The evolution of Paul Krugman
I haven't read the book, but I've been following Krugman's columns since the early days of his tenure at the times. It was obvious from the beginning that here was a writer who was different from the usual pundits. He didn't follow the rules of propriety that that group had established for itself. And it was clear that, in the beginning, Krugman didn't even realize he was breaking the rules. There was a certain quaint naiveté in Krugman's early columns where he would clearly lay out the problems with Bush's economic proposals with the expectation that others in the press would take the ball he had passed them and run in for the touchdown. When they consistently failed to do so Krugman's eyes were opened to the full extent of the corruption within establishment journalism.
As Baker says:
Few are equipped to challenge the mathematics and economic theory underlying the Bush budget, and though Krugman may scold them for not doing their homework, doing so would involve prodigious feats of reeducation. Even then it's doubtful that many would be willing to attack a president with charges of deceit, as Krugman has done. A sense of propriety, of dignity, sits heavily on the "commentariat," as Krugman calls it. In the code language of the trade, a colleague like Krugman is said to be "shrill" or "strident," words commonly used to caution a colleague that he is being crude and undignified.
In the higher levels of journalism there is a curious uneasiness about dealing candidly with the quite natural relationship between various money interests and government. All politics is to a great extent about who gets the lion's share of the money at a government's disposal, and a public that realized this might be less insouciant about elections than today's American nonvoter.
Journalism is reluctant, however, to make much of an effort to find out who will benefit if a given candidate wins, and who will lose out. Instead of providing this valuable information, the media tend to explain politics in terms of high-sounding ideological piffle about a "conservatism" and a "liberalism" which have very little pertinence to anything of consequence to the voter. The result is to deaden public interest in politics by diverting the mind from the fact that there is real money at stake.
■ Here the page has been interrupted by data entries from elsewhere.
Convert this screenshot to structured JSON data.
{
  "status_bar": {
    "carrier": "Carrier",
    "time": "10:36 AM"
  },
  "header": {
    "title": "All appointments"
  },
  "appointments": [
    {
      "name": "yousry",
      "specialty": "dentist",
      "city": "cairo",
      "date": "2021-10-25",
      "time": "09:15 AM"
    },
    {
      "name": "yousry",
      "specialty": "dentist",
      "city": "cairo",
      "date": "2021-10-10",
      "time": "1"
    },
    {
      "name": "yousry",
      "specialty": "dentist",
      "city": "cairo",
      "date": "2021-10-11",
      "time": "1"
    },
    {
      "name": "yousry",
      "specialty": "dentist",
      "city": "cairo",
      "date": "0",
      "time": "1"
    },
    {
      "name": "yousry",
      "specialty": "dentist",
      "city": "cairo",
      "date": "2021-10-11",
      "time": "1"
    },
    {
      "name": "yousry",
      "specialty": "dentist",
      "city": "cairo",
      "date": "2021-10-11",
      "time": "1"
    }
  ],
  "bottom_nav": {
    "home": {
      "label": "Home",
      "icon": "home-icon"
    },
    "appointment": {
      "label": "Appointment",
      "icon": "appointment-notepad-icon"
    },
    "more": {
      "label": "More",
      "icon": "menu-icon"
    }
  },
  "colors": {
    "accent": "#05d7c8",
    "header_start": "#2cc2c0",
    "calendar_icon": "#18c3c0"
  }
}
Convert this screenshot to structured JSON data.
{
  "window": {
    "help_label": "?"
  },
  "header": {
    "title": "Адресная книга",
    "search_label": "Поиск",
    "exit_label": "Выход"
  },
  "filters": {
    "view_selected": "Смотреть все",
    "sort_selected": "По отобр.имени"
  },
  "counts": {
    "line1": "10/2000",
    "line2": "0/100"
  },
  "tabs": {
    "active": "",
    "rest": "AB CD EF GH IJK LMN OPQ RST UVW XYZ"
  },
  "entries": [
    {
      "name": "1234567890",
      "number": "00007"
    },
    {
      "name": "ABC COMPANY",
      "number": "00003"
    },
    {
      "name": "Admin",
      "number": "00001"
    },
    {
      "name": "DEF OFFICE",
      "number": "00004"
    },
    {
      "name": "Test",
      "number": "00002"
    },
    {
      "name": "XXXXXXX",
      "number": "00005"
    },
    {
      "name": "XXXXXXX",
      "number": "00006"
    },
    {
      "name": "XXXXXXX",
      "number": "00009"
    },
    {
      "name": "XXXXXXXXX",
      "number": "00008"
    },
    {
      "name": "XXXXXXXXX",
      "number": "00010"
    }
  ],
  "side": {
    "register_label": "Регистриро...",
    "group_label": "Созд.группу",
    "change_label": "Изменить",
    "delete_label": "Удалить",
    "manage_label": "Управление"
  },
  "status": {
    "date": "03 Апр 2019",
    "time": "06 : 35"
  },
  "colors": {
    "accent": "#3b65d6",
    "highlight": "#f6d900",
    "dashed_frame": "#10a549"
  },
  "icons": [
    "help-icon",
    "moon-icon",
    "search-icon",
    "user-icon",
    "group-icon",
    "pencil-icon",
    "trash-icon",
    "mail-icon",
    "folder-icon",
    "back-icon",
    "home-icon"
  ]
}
It seems slightly scandalous that Krugman has persisted in noting that the present administration has been moving the lion's share of the money to an array of corporate interests distinguished by the greed of their CEOs, an indifference toward their workers, and boardroom conviction that it is the welfare state that is ruining the country. Krugman has been strident. He has been shrill. He has lowered the dignity of the commentariat. How refreshing.